第6話 「コントロール −control−」

とても二十分程の出来事とは思えないほどに密度のある展開。特に強い印象に残るシーンや際立った技術に感心することもないのだが、構成や演出が上手く、内容の要求する表現は十分に行われていたと思う。

前半は基地とロケットの間のやり取りは、過剰に恐怖や混乱を見せることなく地道に状況の推移を描いていくことによって、基地の人々の緊張感とゆかりが恐怖に陥って行く様が見事に表されていた。多少よくわからない専門用語も交えてるのはリアリティがあって良かったし、しかしそれがロボットアニメに良くある単にかっこいいだけのセリフにもなっていないのもリアルさを助けていた。とはいっても内容に関しては素人でも十分についていけるもの。派手さのない音楽、ひたすら交互に繰返される基地とロケットの音響効果。そういった地味なリアルさで描かれてきたものだからこそ、万策尽きてしまった時の絶望感も非常によくわかるものだった。

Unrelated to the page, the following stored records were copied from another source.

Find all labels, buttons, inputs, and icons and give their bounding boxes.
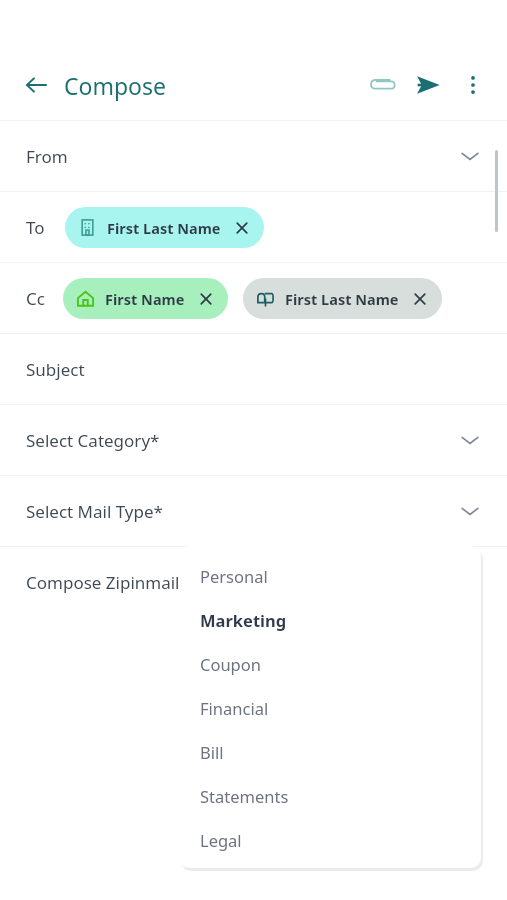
button[interactable]: From [0,121,507,191]
staticText: Subject [26,358,85,381]
staticText: Marketing [200,609,287,631]
button[interactable]: Bill [179,730,481,774]
staticText: First Last Name [107,218,221,238]
button[interactable]: Legal [179,818,481,862]
button[interactable]: Back [14,63,58,107]
button[interactable]: More options [451,63,495,107]
button[interactable]: Marketing [179,598,481,642]
staticText: Legal [200,829,242,851]
button[interactable]: To [0,192,507,262]
staticText: Financial [200,697,269,719]
staticText: First Last Name [285,289,399,309]
staticText: First Name [105,289,185,309]
staticText: Cc [26,287,45,310]
staticText: To [26,216,45,239]
button[interactable]: Attach file [359,62,405,108]
button[interactable]: Send [405,62,451,108]
button[interactable]: Personal [179,554,481,598]
staticText: Personal [200,565,268,587]
staticText: Coupon [200,653,261,675]
staticText: Compose Zipinmail [26,571,180,594]
staticText: From [26,145,68,168]
button[interactable]: First Name [63,278,228,319]
button[interactable]: Remove First Name [197,290,215,308]
staticText: Select Mail Type* [26,500,163,523]
button[interactable]: Select Category* [0,405,507,475]
button[interactable]: Statements [179,774,481,818]
button[interactable]: Cc [0,263,507,333]
button[interactable]: Financial [179,686,481,730]
button[interactable]: First Last Name [243,278,442,319]
button[interactable]: Remove First Last Name [233,219,251,237]
button[interactable]: Coupon [179,642,481,686]
staticText: Select Category* [26,429,160,452]
button[interactable]: Remove First Last Name [411,290,429,308]
staticText: Statements [200,785,289,807]
button[interactable]: Select Mail Type* [0,476,507,546]
staticText: Compose [64,70,167,101]
button[interactable]: First Last Name [65,207,264,248]
button[interactable]: Subject [0,334,507,404]
staticText: Bill [200,741,224,763]
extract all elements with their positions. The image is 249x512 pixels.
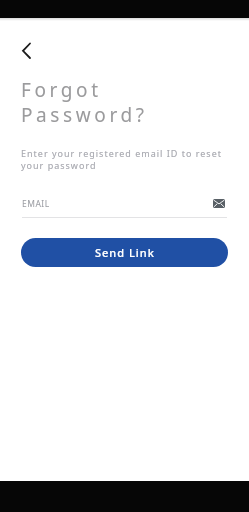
button[interactable] bbox=[14, 38, 40, 64]
staticText: EMAIL bbox=[22, 198, 50, 210]
staticText: Forgot Password? bbox=[21, 77, 148, 128]
button[interactable]: EMAIL bbox=[21, 192, 228, 218]
staticText: Enter your registered email ID to reset … bbox=[21, 147, 222, 171]
button[interactable]: Send Link bbox=[21, 238, 228, 267]
staticText: Send Link bbox=[95, 245, 155, 260]
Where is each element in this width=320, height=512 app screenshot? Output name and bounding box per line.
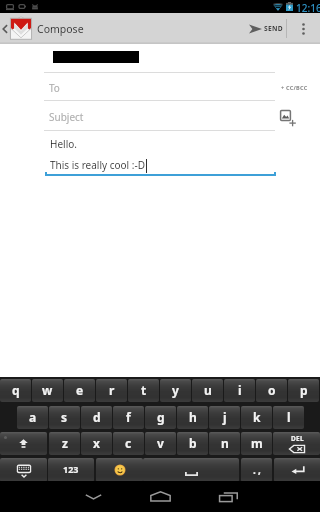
staticText: w — [42, 382, 53, 398]
button[interactable]: Period and comma — [241, 458, 272, 482]
staticText: This is really cool :-D — [50, 158, 145, 172]
button[interactable]: k — [241, 406, 272, 429]
button[interactable]: p — [288, 379, 319, 402]
staticText: m — [251, 435, 263, 451]
button[interactable]: o — [256, 379, 287, 402]
button[interactable]: j — [209, 406, 240, 429]
staticText: e — [76, 382, 84, 398]
button[interactable]: l — [273, 406, 304, 429]
button[interactable]: v — [145, 432, 176, 455]
button[interactable]: r — [96, 379, 127, 402]
button[interactable]: q — [0, 379, 31, 402]
button[interactable]: i — [224, 379, 255, 402]
button[interactable]: h — [177, 406, 208, 429]
staticText: y — [172, 382, 179, 398]
other: Navigate up — [2, 23, 8, 35]
staticText: o — [268, 382, 276, 398]
staticText: x — [93, 435, 100, 451]
staticText: Compose — [37, 22, 84, 36]
button[interactable]: Delete — [273, 432, 320, 455]
button[interactable]: t — [128, 379, 159, 402]
staticText: 12:16 — [296, 1, 320, 14]
button[interactable]: Navigate up — [0, 13, 84, 44]
button[interactable]: u — [192, 379, 223, 402]
staticText: n — [221, 435, 229, 451]
staticText: z — [62, 435, 68, 451]
button[interactable]: x — [81, 432, 112, 455]
button[interactable]: + CC/BCC — [279, 82, 310, 93]
button[interactable]: a — [17, 406, 48, 429]
button[interactable]: Home — [129, 481, 191, 512]
staticText: + CC/BCC — [281, 84, 308, 91]
staticText: b — [189, 435, 197, 451]
button[interactable]: More options — [287, 13, 320, 44]
button[interactable]: d — [81, 406, 112, 429]
staticText: s — [61, 409, 68, 425]
button[interactable]: Back — [62, 481, 124, 512]
button[interactable]: 123 — [48, 458, 94, 482]
staticText: t — [141, 382, 147, 398]
button[interactable]: m — [241, 432, 272, 455]
staticText: l — [287, 409, 291, 425]
button[interactable]: Emoji — [96, 458, 143, 482]
button[interactable]: b — [177, 432, 208, 455]
button[interactable]: Shift — [0, 432, 47, 455]
button[interactable]: Recent apps — [197, 481, 259, 512]
staticText: f — [126, 409, 131, 425]
button[interactable]: w — [32, 379, 63, 402]
button[interactable]: s — [49, 406, 80, 429]
staticText: a — [29, 409, 37, 425]
button[interactable]: e — [64, 379, 95, 402]
staticText: , — [258, 463, 261, 477]
button[interactable]: y — [160, 379, 191, 402]
button[interactable]: f — [113, 406, 144, 429]
staticText: u — [204, 382, 212, 398]
button[interactable]: g — [145, 406, 176, 429]
staticText: k — [253, 409, 261, 425]
staticText: d — [93, 409, 101, 425]
staticText: q — [12, 382, 20, 398]
button[interactable]: Switch keyboard — [0, 458, 47, 482]
other: Attach picture — [280, 110, 298, 128]
staticText: Hello. — [50, 137, 77, 151]
staticText: c — [125, 435, 132, 451]
staticText: To — [49, 81, 60, 95]
button[interactable]: SEND — [239, 13, 286, 44]
staticText: p — [300, 382, 308, 398]
staticText: i — [238, 382, 242, 398]
staticText: g — [157, 409, 165, 425]
staticText: 123 — [63, 463, 79, 475]
button[interactable]: c — [113, 432, 144, 455]
staticText: Subject — [49, 110, 84, 124]
button[interactable]: Attach picture — [280, 110, 298, 128]
staticText: v — [157, 435, 164, 451]
staticText: SEND — [264, 24, 283, 33]
staticText: r — [109, 382, 115, 398]
button[interactable]: Space — [143, 458, 239, 482]
staticText: j — [223, 409, 227, 425]
button[interactable]: n — [209, 432, 240, 455]
button[interactable]: Enter — [274, 458, 320, 482]
staticText: h — [189, 409, 197, 425]
staticText: . — [253, 463, 256, 477]
staticText: DEL — [291, 434, 304, 443]
button[interactable]: z — [49, 432, 80, 455]
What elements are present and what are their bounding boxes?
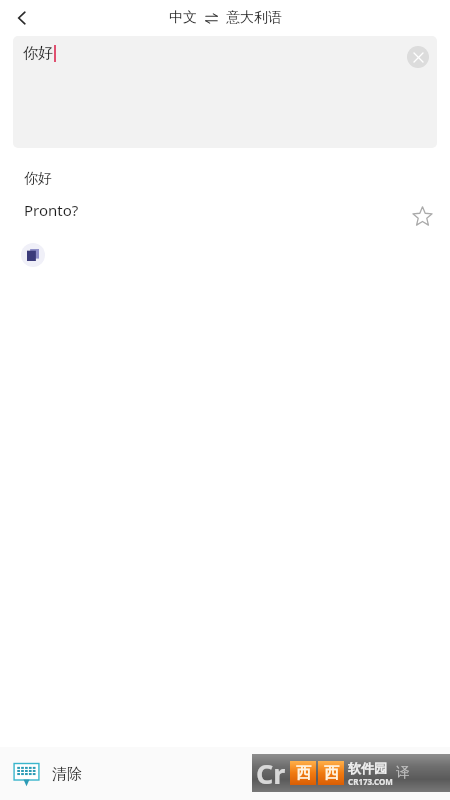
staticText: 软件园 xyxy=(348,760,387,776)
staticText: 意大利语 xyxy=(226,9,282,27)
button[interactable]: 清除 xyxy=(8,756,82,792)
button[interactable]: Clear text xyxy=(407,46,429,68)
button[interactable]: 中文 xyxy=(169,9,282,27)
staticText: 中文 xyxy=(169,9,197,27)
staticText: 西 xyxy=(296,764,311,783)
staticText: 清除 xyxy=(52,765,82,784)
staticText: CR173.COM xyxy=(348,776,393,787)
staticText: 你好 xyxy=(24,170,52,188)
button[interactable]: Back xyxy=(0,0,44,36)
staticText: 你好 xyxy=(23,44,53,63)
staticText: 西 xyxy=(324,764,339,783)
staticText: 译 xyxy=(396,764,410,782)
staticText: Cr xyxy=(256,755,286,792)
button[interactable]: 你好 xyxy=(13,36,437,148)
staticText: Pronto? xyxy=(24,200,79,220)
button[interactable]: Favorite xyxy=(406,200,438,232)
button[interactable]: Dictionary xyxy=(21,243,45,267)
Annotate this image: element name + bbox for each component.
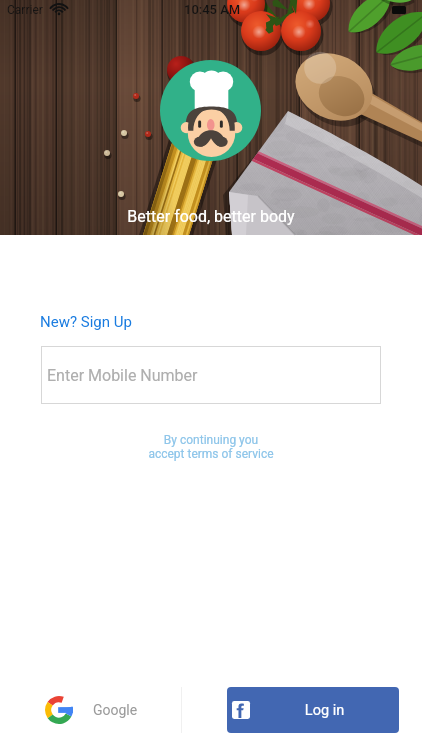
staticText: Enter Mobile Number <box>47 366 198 385</box>
staticText: Better food, better body <box>0 207 422 226</box>
button[interactable]: Log in <box>227 687 399 733</box>
staticText: Google <box>93 702 138 718</box>
staticText: Carrier <box>7 3 43 17</box>
button[interactable]: Google <box>0 687 181 733</box>
staticText: 10:45 AM <box>184 2 241 17</box>
staticText: Log in <box>250 702 399 719</box>
button[interactable]: By continuing you accept terms of servic… <box>0 433 422 461</box>
button[interactable]: Enter Mobile Number <box>41 346 381 404</box>
button[interactable]: New? Sign Up <box>40 313 132 331</box>
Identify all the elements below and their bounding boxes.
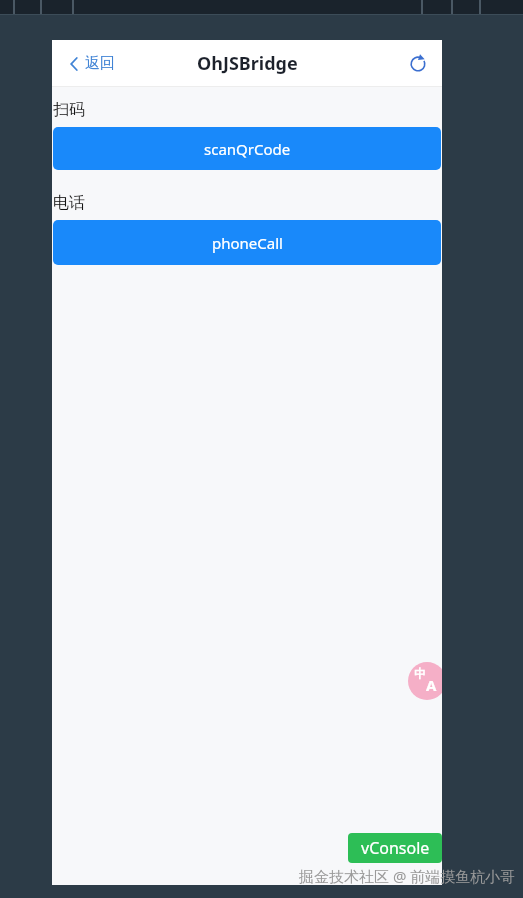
staticText: 扫码 — [53, 100, 85, 120]
staticText: 中 — [414, 666, 426, 681]
staticText: 掘金技术社区 @ 前端摸鱼杭小哥 — [299, 866, 516, 886]
button[interactable]: 中 — [408, 662, 442, 700]
button[interactable] — [409, 54, 427, 72]
staticText: vConsole — [361, 837, 430, 859]
staticText: scanQrCode — [204, 139, 291, 159]
button[interactable]: vConsole — [348, 833, 442, 863]
staticText: 电话 — [53, 193, 85, 213]
staticText: OhJSBridge — [197, 51, 298, 76]
button[interactable]: phoneCall — [53, 220, 441, 265]
button[interactable]: scanQrCode — [53, 127, 441, 170]
button[interactable]: 返回 — [70, 54, 115, 73]
staticText: A — [426, 675, 437, 695]
staticText: phoneCall — [212, 233, 283, 253]
staticText: 返回 — [85, 54, 115, 73]
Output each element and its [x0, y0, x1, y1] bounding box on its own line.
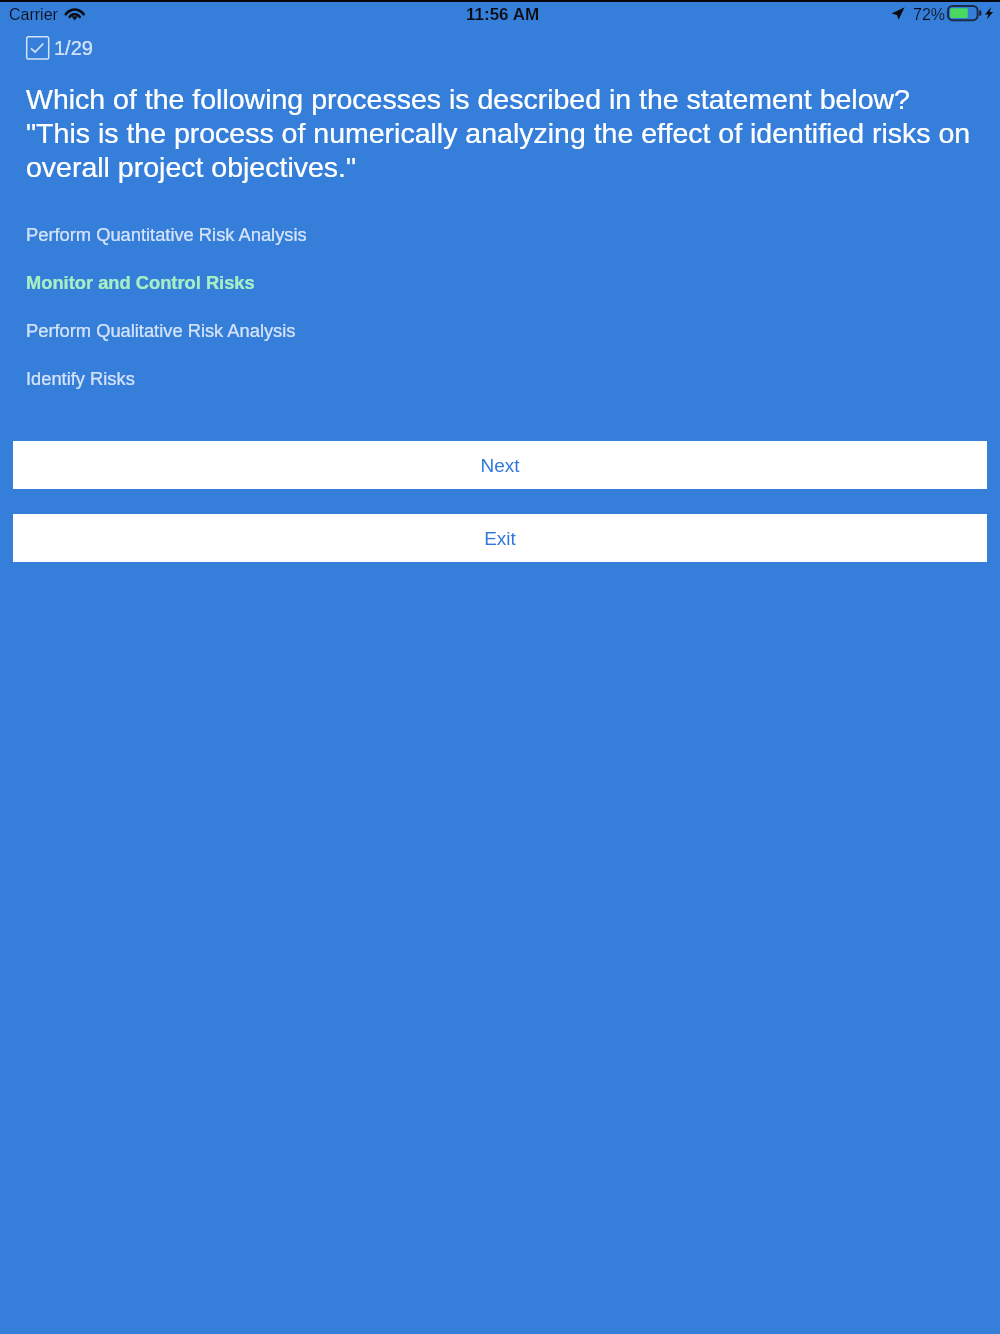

後半はゆかりが酸素が薄くなる中絶望に陥って行くシーンが十分な尺をとって、さらに気の利いた回想シーンも交えて描かれていて本当に良かった。最後に基地の人のゆかりたちの無事を喜ぶシーンがないところや、母親や学校の人たちが心配するシーンが短く済まされてしまったところなどから、構成がきつきつなのは明白で、その中でこれだけの尺をとってこのシーンを描いたのは見事な選択。ゆかりとマツリが抱き合うシーンは、特殊な趣味を持つ人は悶絶死しただろうが、姉妹の心が通じ合ったシーンとして素直に感動しましたよ僕は。ラストの突入時にマツリの表情をあえて映さないのも粋な演出で良かった。800キロってものすごく辛かったはず。どんな表情してたんだろう?

他にも僕の気付かない「保守的」なアニメの技術が大量に使われていたんだろう。キャラも演出も設定も地味なので誰も騒いだりはしないだろうけど、ゆかりが父親を探しにし来てから宇宙飛行に成功するまで、こんなに短い時間でよくここまでリアルで感動的な話を作ったものだと思う。1クールでもダメな作品が多いのにこれは半クールですよ。